BioLynceus® PBII was applied to the aeration tank of the 0.7 MGD system. Twenty-four hours after PBII was added, nitrification was restored in the basin. Suspended solids were gradually reduced in the plant effluent over several weeks. This indicated that the biology in the facility was shifting to a more desirable composition; and, improved settling. Foaming was reduced in the aeration basin to normal amounts (Figure 2). The operators were relieved to see such rapid improvement in the biological treatment. Abnormal disc filter clogging was eliminated. The facility had to meet stringent NPDES permit limits before discharge into the Blue River.

After treating the MWTP with PBII, the system established a better settling and healthier biomass for processing influent wastewater. The facility now keeps PBII on hand to restart the plant instead of hauling activated sludge.

Startup of a 0.06 MGD Membrane Reactor

National parks attract millions of visitors each year. Increased seasonal traffic experienced by these national treasures can overload the wastewater treatment infrastructure leading to treatment inefficiency and, eventually, structural replacement. When starting up a new plant, seeding with a healthy biomass is vital for instilling long-term treatment efficiency. Probiotic Scrubber® II (PBII) and small amounts of activated sludge were utilized to startup a membrane bioreactor (MBR) at a facility that experienced significant seasonal flow variations.

A national park in Wyoming was installing a new 0.06 MGD Kubota manufactured MBR system (Figure 3) to replace their old and overloaded conventional activated sludge (CAS) plant.

Figure 3. Kubota MBR System. Https://www.kubota.com/products/solutions/

The quantity of wastewater processed by the CAS plant increased each tourist season, May to October. The high flows generated by the transient populations at the park frequently overwhelmed the facility. The mechanical plant received flows exceeding the small system’s treatment capacity. The effluent quality was declining, and the facility operators were concerned with meeting their NPDES permit limits.

Figure 4. System diagrams comparing the treatment components of a CAS and MBR. The Kubota MBR does not require a secondary clarifier. MBR systems have greater treatment capacities with much smaller footprints. https://www.kubota.com/products/solutions/

Plant management decided their infrastructure needed to be replaced with a system which could handle higher flows (Figure 4). Designing and building the new MBR facility would take a minimum of two years. During that time, the current plant was required to meet permit limits. The Utilities Supervisor at the Park contacted BioLynceus® to design a bioaugmentation plan to improve the biological treatment efficiency of their old system.

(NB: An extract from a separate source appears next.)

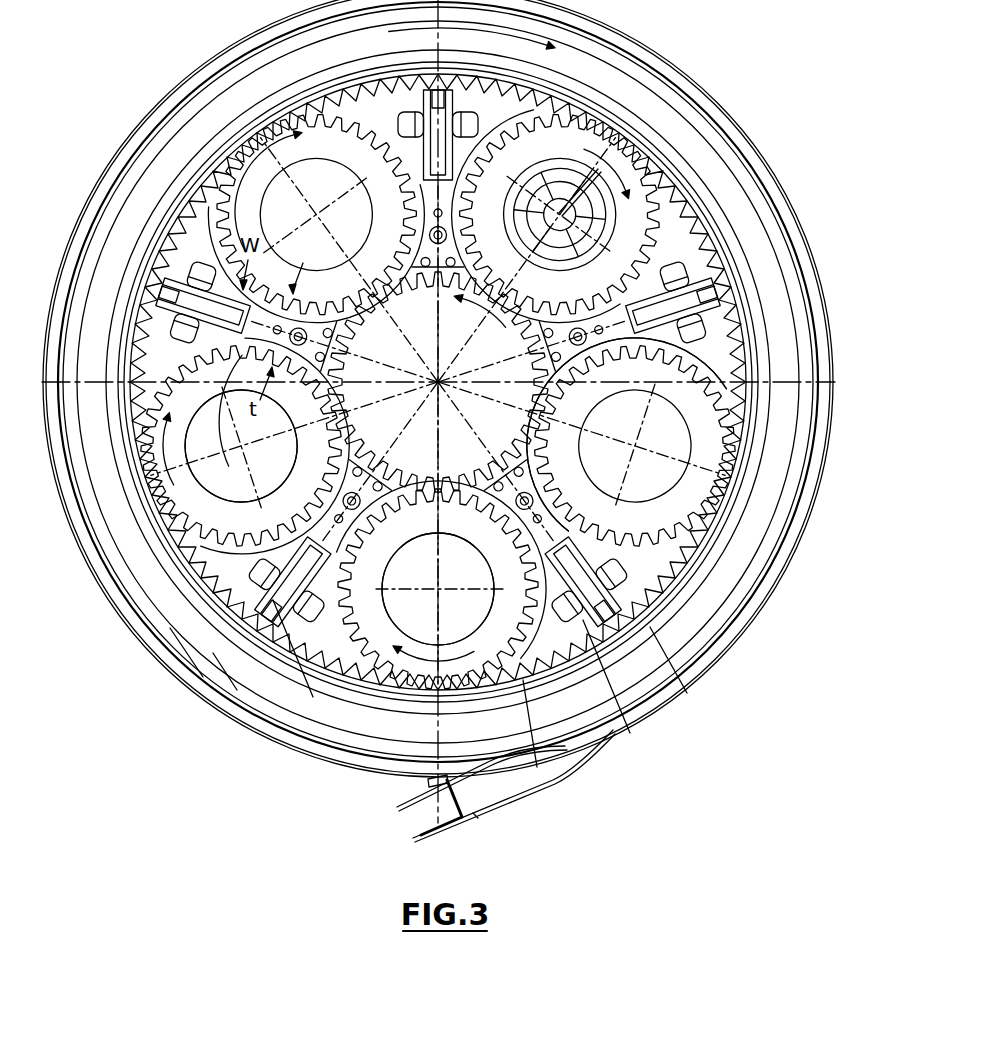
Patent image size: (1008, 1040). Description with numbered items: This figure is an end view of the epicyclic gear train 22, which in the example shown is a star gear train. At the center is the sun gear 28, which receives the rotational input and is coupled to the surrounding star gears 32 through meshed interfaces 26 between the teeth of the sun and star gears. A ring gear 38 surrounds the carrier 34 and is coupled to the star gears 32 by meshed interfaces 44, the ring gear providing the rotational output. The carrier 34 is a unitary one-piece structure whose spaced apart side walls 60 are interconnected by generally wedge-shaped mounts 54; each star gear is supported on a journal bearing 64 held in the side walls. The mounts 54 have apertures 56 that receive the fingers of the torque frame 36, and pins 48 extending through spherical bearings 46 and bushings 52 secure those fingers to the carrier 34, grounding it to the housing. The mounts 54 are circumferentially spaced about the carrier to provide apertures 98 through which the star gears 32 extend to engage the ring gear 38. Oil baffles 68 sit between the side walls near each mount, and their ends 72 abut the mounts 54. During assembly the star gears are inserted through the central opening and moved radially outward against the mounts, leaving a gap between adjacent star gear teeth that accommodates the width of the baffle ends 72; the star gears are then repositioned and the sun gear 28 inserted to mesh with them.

The Park used PBII at the CAS facility while the new MBR was constructed. PBII provided the biology needed to process high flows and keep the plant within permit compliance.

When the time came to startup the MBR facility, the management at the plant decided to use a combination of PBII and activated sludge to seed the reactor. Maintaining a high treatment efficiency was essential when starting up the new plant, so they opted to add PBII into the system from the beginning. Adding BioLynceus® product, reduced their sludge hauling costs, because they needed less activated sludge to start the reactor. From startup, the MBR system was properly processing influent wastewater. Seeding the reactor with PBII was cost effective and established a biomass that promoted efficient treatment in the new MBR treatment system.